Volatility Targeting
Key idea
Volatility Targeting dynamically adjusts portfolio exposure to maintain a desired volatility level.
Instead of forecasting return:
it stabilizes risk.
Core question:
If market risk changes, how should leverage change?
Definition
Target volatility:
\[\sigma^*\]Observed portfolio volatility:
\[\hat\sigma_t\]Scaling factor:
\[k_t = \frac{\sigma^}{\hat\sigma_t}\]Adjusted weights:
\[w_t = k_tw_0\]Interpretation:
- realized volatility rises → reduce exposure
- realized volatility falls → increase exposure
Example
Portfolio:
- target vol: $10%$
- current vol: $20%$
Then:
\[k=\frac{10}{20}=0.5\]New exposure:
\[50%\]If current volatility drops to $5%$:
\[k=2\]Exposure doubles.
Estimating Volatility
Common estimators:
Rolling estimate:
\[\hat\sigma_t = \sqrt{ 252 \cdot \operatorname{Var}(r) }\]EWMA:
\[\sigma_t^2 = \lambda\sigma_{t-1}^2 + (1-\lambda)r_t^2\]Typical:
\[\lambda=0.94\sim0.99\]Relationship to Kelly
Continuous Kelly:
\[f^ = \frac{\mu}{\sigma^2}\]Vol targeting implicitly stabilizes:
\[f\sigma \approx \text{constant}\]Kelly determines optimal leverage.

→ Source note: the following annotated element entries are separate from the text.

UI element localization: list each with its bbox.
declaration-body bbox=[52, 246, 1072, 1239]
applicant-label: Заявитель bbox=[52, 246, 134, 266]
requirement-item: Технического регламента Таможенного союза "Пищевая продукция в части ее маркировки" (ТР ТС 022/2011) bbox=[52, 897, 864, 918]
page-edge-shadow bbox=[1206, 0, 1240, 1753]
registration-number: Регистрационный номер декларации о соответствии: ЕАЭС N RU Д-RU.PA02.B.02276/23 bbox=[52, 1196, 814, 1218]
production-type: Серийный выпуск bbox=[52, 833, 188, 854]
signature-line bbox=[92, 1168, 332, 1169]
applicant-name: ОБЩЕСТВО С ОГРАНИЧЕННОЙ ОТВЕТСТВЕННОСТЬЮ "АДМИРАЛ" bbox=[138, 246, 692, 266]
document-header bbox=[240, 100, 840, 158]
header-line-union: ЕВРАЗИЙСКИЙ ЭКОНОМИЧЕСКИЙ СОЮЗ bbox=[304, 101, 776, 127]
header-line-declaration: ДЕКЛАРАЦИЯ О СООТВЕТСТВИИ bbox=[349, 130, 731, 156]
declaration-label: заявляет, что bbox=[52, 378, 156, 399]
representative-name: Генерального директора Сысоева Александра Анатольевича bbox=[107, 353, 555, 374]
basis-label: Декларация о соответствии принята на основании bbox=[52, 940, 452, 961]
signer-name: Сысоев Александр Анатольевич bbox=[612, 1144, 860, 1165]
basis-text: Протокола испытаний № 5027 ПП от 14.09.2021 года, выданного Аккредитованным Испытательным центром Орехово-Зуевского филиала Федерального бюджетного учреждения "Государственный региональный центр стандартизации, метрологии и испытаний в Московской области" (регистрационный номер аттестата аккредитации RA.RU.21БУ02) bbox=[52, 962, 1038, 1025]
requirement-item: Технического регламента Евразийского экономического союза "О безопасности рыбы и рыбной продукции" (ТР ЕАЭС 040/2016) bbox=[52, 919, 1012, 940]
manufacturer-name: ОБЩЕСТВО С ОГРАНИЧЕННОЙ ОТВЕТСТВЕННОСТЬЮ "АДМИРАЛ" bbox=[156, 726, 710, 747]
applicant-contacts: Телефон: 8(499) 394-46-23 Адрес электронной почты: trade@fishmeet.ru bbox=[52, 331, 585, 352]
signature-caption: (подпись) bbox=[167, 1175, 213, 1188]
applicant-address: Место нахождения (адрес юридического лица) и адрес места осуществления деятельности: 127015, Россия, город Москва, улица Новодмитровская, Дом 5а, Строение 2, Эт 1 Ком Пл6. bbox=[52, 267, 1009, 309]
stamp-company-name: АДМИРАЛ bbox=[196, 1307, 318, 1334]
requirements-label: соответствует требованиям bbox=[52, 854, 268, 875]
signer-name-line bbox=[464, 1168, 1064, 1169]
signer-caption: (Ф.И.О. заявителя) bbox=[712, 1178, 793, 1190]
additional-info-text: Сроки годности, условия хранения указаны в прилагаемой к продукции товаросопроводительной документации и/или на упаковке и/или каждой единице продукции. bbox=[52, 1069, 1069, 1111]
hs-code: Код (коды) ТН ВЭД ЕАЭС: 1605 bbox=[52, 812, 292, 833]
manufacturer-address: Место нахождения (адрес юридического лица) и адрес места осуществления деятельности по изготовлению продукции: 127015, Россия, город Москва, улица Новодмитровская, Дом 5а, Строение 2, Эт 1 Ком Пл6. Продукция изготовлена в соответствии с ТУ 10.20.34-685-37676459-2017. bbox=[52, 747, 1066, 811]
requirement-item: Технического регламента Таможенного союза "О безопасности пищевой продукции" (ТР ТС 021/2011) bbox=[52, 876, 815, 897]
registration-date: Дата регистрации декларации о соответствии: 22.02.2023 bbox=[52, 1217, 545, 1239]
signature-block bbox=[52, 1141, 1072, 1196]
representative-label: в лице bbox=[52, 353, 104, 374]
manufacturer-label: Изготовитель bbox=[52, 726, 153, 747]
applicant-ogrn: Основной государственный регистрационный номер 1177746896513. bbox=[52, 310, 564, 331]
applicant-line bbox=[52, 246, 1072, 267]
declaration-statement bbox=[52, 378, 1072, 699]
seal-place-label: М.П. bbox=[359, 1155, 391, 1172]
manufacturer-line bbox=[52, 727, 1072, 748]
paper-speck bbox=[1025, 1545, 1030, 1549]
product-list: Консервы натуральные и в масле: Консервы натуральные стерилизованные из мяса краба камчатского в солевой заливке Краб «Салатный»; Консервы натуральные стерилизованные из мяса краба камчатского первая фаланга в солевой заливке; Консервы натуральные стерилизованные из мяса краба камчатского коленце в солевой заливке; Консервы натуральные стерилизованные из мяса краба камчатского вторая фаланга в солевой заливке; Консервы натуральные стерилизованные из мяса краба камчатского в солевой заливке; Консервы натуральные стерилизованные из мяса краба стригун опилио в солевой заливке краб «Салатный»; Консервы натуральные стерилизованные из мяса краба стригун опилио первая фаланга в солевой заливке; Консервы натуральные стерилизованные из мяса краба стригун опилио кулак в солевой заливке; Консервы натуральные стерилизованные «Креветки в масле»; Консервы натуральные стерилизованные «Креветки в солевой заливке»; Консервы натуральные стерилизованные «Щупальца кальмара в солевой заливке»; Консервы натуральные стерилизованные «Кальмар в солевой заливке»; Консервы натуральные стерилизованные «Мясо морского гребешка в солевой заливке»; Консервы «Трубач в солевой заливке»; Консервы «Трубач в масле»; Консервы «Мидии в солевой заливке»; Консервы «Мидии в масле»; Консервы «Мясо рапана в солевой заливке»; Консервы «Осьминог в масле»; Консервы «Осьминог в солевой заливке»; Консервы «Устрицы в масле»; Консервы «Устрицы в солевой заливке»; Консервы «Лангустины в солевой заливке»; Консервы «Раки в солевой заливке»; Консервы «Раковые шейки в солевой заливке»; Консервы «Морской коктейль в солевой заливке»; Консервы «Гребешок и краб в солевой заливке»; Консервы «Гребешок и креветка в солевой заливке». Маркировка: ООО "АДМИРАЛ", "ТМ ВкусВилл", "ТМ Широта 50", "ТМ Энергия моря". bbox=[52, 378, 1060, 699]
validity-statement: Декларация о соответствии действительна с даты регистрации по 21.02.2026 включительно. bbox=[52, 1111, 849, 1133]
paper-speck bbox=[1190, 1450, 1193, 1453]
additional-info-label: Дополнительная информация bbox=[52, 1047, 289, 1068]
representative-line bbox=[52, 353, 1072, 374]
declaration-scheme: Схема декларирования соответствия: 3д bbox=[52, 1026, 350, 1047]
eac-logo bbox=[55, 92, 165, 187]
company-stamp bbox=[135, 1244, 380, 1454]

Vol targeting determines realized leverage.
Benefits
Advantages:
- smoother risk profile
- drawdown reduction
- leverage normalization
Potential drawbacks:
- delayed response
- whipsaw
- turnover increase
Usage in Quantitative Equity
Volatility targeting appears in:
- portfolio overlays
- market timing
- risk budgeting
- factor allocation
- CTA and multi-asset systems
A common production pipeline:
\[\text{Signal} \rightarrow \text{Portfolio} \rightarrow \text{Vol Target} \rightarrow \text{Execution}\]Volatility targeting is one of the most widely deployed risk-control mechanisms.